龍軒宮裡,阿黎一邊研墨,一邊嘀咕著,“眼下唯一知道的,就是他往北跑了,興許是受了重傷,死了也不好說。”
隻是穆亦寒卻搖搖頭。
“不會。”他漆黑的眸子眯緊,“蕭金山就如那潮地蟑蟲,雖是下作之物,但就是鑽進汙水溝裡,也能弄出一條活路,沒那麼輕易死。”
阿黎泄氣垂頭,“那屬下再多派些人,不斷尋找就是。”
眼看太陽西落,時辰也不早了。
穆亦寒揉了揉發酸的頸臂,有些想念自己的小棉襖了。
“小公主回家有三日了吧。”
“差不多呢,她說要在府上待五天,再回宮裡待五天,如此反複,主打的就是個雨露均沾。”阿黎有些發笑。
要是糯寶是個帝王,想必後宮的妃子們,都定能和平相處,不生嫉恨了。
穆亦寒隻好起身,“走,這小壞蛋留本座當空巢老人,那本座隻能丟下老巢,出宮看一看她了。”

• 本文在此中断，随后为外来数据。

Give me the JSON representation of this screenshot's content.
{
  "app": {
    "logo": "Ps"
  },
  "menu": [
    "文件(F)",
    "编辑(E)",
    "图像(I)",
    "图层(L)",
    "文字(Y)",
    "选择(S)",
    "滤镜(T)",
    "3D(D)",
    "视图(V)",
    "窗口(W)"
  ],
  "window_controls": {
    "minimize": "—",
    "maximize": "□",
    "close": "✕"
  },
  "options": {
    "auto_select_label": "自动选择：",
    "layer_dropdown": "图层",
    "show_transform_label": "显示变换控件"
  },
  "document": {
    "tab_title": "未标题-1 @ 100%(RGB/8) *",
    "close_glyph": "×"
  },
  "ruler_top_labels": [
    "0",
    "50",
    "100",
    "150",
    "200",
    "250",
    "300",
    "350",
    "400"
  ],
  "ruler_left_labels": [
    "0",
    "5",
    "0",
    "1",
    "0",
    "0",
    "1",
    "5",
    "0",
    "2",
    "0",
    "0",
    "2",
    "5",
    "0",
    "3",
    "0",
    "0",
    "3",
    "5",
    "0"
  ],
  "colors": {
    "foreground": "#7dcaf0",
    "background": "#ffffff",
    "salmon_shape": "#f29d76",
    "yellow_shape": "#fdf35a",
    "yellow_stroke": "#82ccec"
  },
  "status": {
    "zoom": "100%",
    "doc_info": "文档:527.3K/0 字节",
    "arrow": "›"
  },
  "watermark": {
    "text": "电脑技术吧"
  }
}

正好,眼下就快到飯點了。他還可以陪著閨女,在薑家一起用了晚飯,好好熱鬨一通再回來。
而這會子,薑家府宅的廚房裡,已經傳來陣陣香氣。
不知國師就要來,馮氏換了件涼快汗衫,搖著蒲扇,在和兩個兒媳婦嘮著嗑。
她們先是嘀咕了陣豐苗,說不知這孩子怎麼樣了。
後來又嘮到了村裡,村裡的田地、莊稼、湯泉還有鄉親們,都是她們一直掛心的。
“對了娘,咱出來有半年了吧,說起來,我還有些想咱村人了。”孫春雪抱著冬哥兒歎道。
馮氏點點頭,“你這麼一說,娘也是,還有最近幾天不知怎麼的,總夢到咱們村裡,也不知是不是什麼兆頭。”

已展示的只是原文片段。